In the 1950s, the discovery of two new drugs sparked what would become a multibillion dollar market for antidepressants. Neither drug was intended to treat depression at all— in fact, at the time, many doctors and scientists believed psychotherapy was the only approach to treating depression. The decades-long journey of discovery that followed revolutionized our understanding of depression— and raised questions we hadn’t considered before. One of those first two antidepressant drugs was ipronaizid, which was intended to treat tuberculosis. In a 1952 trial, it not only treated tuberculosis, it also improved the moods of patients who had previously been diagnosed with depression.
In 1956, a Swiss clinician observed a similar effect when running a trial for imipramine, a drug for allergic reactions. Both drugs affected a class of neurotransmitters called monoamines. The discovery of these antidepressant drugs gave rise to the chemical imbalance theory, the idea that depression is caused by having insufficient monoamines in the brain’s synapses. Ipronaizid, imipramine, and other drugs like them were thought to restore that balance by increasing the availability of monoamines in the brain.
These drugs targeted several different monoamines, each of which acted on a wide range of receptors in the brain. This often meant a lot of side effects, including headaches, grogginess, and cognitive impairments including difficulty with memory, thinking, and judgment. Hoping to make the drugs more targeted and reduce side effects, scientists began studying existing antidepressants to figure out which specific monoamines were most associated with improvements in depression. In the 1970s, several different researchers converged on an answer: the most effective antidepressants all seemed to act on one monoamine called serotonin.

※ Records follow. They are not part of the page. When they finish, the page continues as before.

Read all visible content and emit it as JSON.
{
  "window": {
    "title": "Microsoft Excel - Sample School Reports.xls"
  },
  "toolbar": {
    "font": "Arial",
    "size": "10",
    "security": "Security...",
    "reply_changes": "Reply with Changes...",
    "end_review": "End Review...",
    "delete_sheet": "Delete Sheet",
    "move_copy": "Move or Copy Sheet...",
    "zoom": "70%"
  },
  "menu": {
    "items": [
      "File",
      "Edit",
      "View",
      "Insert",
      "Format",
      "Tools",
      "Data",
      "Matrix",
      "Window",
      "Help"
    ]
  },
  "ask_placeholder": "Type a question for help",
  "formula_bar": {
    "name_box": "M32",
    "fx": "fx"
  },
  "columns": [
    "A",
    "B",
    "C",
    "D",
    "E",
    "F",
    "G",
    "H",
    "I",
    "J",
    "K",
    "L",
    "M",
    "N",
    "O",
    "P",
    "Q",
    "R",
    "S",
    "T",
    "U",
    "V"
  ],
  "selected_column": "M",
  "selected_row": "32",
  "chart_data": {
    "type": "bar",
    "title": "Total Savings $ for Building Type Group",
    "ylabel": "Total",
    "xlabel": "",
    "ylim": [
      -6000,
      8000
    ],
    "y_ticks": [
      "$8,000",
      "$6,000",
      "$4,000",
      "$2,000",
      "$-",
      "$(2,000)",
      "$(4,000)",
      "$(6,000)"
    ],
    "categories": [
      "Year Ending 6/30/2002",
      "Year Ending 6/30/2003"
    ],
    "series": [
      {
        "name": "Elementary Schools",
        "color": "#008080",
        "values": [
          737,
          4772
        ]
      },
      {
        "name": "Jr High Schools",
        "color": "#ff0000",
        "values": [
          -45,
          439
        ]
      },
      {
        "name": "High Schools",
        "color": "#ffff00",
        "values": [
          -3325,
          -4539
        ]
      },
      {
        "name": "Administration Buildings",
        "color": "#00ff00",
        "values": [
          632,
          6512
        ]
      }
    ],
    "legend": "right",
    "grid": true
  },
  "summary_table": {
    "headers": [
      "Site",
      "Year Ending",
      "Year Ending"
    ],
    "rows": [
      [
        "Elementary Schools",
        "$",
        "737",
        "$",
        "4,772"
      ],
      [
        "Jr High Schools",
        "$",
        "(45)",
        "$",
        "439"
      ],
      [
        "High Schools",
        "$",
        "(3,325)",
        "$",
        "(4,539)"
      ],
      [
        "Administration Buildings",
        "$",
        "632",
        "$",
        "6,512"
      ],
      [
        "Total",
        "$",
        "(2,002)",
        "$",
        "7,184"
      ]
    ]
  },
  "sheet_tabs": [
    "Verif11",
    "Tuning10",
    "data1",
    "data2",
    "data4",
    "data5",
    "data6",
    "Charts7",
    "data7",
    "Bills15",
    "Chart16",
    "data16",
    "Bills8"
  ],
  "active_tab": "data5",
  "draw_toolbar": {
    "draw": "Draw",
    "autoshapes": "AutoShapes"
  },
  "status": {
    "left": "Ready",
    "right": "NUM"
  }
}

This discovery led to the production of fluoxetine, or Prozac, in 1988. It was the first of a new class of drugs called Selective Serotonin Reuptake Inhibitors, or SSRI’s, which block the reabsorption of serotonin, leaving more available in the brain. Prozac worked well and had fewer side effects than older, less targeted antidepressants.
The makers of Prozac also worked to market the drug by raising awareness of the dangers of depression to both the public and the medical community. More people came to see depression as a disease caused by mechanisms beyond an individual’s control, which reduced the culture of blame and stigmatization surrounding depression, and more people sought help. In the 1990s, the number of people being treated for depression skyrocketed.
Psychotherapy and other treatments fell by the wayside, and most people were treated solely with antidepressant drugs. Since then, we’ve developed a more nuanced view of how to treat depression and of what causes it. Not everyone with depression responds to SSRIs like Prozac— some respond better to drugs that act on other neurotransmitters, or don't respond to medication at all. For many, a combination of psychotherapy and antidepressant drugs is more effective than either alone. We’re also not sure why antidepressants work the way they do:
they change monoamine levels within a few hours of taking the medication, but patients usually don’t feel the benefit until weeks later.
And after they stop taking antidepressants, some patients never experience depression again, while others relapse. We now recognize that we don’t know what causes depression, or why anti-depressants work. The chemical imbalance theory is at best an incomplete explanation.
It can’t be a coincidence that almost all the antidepressants happen to act on serotonin, but that doesn’t mean serotonin deficiency is the cause of depression. If that sounds odd, consider a more straightforward example: steroid creams can treat rashes caused by poison ivy— the fact that they work doesn’t mean steroid deficiency
was the cause of the rash? We still have a way to go in terms of understanding this disease. Fortunately, in the meantime, we have effective tools to treat it.